Some shine may have worn off “good” cholesterol’s halo. A new genetics study shows that merely raising levels of high-density lipoprotein — also known as HDL or good cholesterol — does not help protect against heart attacks.
The finding appears to contrast sharply with population studies showing that people with high levels of HDL have a lower than average risk of heart attack. But the results, published online May 17 in the Lancet, may mean that blood levels of good cholesterol serve as indicators of some other biological process that protects the heart, and that HDL itself is not directly involved in heart health.
Doctors often use measurements of two types of cholesterol in the blood as a tool for identifying patients facing a higher risk of heart attack. Data collected from large studies show a consistent pattern: People with high levels of low-density lipoprotein, called LDL or bad cholesterol, stand a greater than average chance of having a heart attack. Those epidemiological data have been backed up by drug studies showing that lowering LDL levels also lowers heart attack risk.
But the case for HDL has been less clear. “As a predictor, HDL is perfect. It’s unequivocal,” says Benjamin Voight, a geneticist at the University of Pennsylvania in Philadelphia and a lead author of the new study. Yet drugs that raise HDL levels haven’t performed well in clinical trials. On May 7, the drug company Roche announced that a trial of its HDL-boosting drug dalcetrapib had been stopped because the drug was not effective.

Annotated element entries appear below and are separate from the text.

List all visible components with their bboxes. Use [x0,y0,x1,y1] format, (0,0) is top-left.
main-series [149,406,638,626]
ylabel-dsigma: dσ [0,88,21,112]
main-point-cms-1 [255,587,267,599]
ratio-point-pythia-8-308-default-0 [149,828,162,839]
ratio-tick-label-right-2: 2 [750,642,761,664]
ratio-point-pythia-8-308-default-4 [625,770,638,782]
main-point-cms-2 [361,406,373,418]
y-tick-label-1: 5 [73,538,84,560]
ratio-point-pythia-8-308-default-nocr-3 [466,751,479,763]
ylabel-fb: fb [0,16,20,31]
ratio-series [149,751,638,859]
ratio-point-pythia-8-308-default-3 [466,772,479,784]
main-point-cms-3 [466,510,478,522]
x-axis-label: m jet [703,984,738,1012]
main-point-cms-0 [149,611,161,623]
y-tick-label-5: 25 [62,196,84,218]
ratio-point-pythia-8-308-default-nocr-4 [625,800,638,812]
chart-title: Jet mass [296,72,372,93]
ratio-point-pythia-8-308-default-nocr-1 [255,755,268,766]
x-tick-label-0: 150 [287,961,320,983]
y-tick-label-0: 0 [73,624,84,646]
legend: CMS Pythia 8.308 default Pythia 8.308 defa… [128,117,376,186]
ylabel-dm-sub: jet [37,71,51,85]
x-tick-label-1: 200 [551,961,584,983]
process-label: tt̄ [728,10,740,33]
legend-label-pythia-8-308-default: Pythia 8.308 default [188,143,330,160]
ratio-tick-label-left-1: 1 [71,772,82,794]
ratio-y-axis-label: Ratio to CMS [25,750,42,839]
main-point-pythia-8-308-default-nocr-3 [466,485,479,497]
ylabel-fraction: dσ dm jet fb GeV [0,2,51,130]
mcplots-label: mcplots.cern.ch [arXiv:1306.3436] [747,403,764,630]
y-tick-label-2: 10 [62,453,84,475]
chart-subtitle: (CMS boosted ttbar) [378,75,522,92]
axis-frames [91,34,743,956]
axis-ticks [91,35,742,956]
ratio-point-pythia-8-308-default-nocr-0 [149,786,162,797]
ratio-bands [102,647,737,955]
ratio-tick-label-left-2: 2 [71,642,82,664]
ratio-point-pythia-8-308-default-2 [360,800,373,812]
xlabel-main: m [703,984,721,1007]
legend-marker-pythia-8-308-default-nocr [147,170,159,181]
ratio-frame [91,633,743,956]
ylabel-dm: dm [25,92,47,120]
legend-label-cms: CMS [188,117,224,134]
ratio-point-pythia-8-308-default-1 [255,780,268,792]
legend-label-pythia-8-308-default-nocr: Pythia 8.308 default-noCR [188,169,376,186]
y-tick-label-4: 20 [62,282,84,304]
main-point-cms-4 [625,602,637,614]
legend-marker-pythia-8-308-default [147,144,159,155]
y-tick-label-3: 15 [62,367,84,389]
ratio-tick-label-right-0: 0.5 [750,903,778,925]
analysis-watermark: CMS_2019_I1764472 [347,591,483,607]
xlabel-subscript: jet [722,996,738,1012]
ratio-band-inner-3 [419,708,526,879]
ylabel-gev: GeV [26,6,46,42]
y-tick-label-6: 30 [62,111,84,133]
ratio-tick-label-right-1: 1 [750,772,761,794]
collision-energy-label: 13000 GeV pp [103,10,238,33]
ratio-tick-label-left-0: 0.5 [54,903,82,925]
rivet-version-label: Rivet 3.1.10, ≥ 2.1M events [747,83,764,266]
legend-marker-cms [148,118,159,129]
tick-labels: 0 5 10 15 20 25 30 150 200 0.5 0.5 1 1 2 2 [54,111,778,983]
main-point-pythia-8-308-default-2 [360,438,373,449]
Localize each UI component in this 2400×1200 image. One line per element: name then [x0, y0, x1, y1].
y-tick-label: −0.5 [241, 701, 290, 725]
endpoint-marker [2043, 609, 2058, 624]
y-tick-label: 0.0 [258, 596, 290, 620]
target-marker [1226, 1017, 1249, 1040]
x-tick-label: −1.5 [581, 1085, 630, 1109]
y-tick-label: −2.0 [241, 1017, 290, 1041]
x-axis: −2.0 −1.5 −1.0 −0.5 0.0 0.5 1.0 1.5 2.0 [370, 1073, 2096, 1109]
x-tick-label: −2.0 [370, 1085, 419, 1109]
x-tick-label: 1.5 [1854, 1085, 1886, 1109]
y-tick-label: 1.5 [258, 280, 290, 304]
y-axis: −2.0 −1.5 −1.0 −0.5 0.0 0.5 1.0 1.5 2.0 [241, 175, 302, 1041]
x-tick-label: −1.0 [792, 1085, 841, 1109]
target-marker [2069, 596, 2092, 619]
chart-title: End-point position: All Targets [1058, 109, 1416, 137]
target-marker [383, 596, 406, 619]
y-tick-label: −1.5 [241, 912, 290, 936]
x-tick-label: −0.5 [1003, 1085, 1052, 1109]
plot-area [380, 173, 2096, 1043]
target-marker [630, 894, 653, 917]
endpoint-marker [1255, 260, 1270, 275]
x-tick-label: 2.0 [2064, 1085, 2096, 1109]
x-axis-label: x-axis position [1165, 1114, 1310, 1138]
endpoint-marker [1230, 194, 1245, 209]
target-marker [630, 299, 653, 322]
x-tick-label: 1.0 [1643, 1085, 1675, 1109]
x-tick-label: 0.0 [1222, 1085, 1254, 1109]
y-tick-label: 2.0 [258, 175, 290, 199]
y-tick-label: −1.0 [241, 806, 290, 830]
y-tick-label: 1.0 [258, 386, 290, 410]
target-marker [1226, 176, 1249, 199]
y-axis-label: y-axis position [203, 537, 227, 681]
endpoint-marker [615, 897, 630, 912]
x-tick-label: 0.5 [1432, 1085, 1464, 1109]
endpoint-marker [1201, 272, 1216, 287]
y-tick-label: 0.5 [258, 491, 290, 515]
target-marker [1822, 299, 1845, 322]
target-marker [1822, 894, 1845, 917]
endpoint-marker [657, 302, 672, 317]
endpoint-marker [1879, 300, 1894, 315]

Losing weight, stopping smoking and increasing exercise — all actions that boost HDL levels — also improve other heart disease risk factors. That has made it difficult to tease out just how protective HDL is on its own. To find out, Voight and his colleagues compiled blood test results and genetic data gathered in earlier studies from more than 116,000 people, including more than 20,000 who had suffered from heart attacks. About 2.6 percent of those studied carry a gene mutation that raises HDL cholesterol levels, on average, about 7 milligrams per deciliter over levels of people who don’t carry the mutation. That increase in HDL was expected to decrease the mutation-carriers’ heart attack risk by 13 percent.
“But surprise, we didn’t find that,” says study coauthor Sekar Kathiresan, a cardiologist and geneticist at the Broad Institute of MIT and Harvard in Cambridge, Mass. People genetically endowed to make higher levels of HDL didn’t have a lower risk of heart attack.
To make sure the result wasn’t a fluke, the researchers compiled a genetic score for 53,813 people based on the number of 14 other HDL-boosting genetic variants the person carries. Even people with the highest genetic score, and thus the highest HDL levels, weren’t protected from heart attack. To make sure the technique works properly, the researchers also compiled an LDL genetic score and got the expected answer: higher LDL levels were associated with higher heart attack risk.
“Maybe HDL is not what we should be worried about as such,” says Ruth Loos, a genetic epidemiologist at Mount Sinai School of Medicine in New York City. Although the finding doesn’t seem to mesh with epidemiological studies, she says, “to me the results are really credible and very convincing.”
While the genetic results indicate that HDL by itself doesn’t affect heart attack risk, “I’m still hopeful. I don’t think the entire thing is hogwash,” Kathiresan says. He still believes that HDL is a marker for an interesting biological process going on behind the numbers. He and Voight hope to tease out the genetic components of that hidden process in future studies.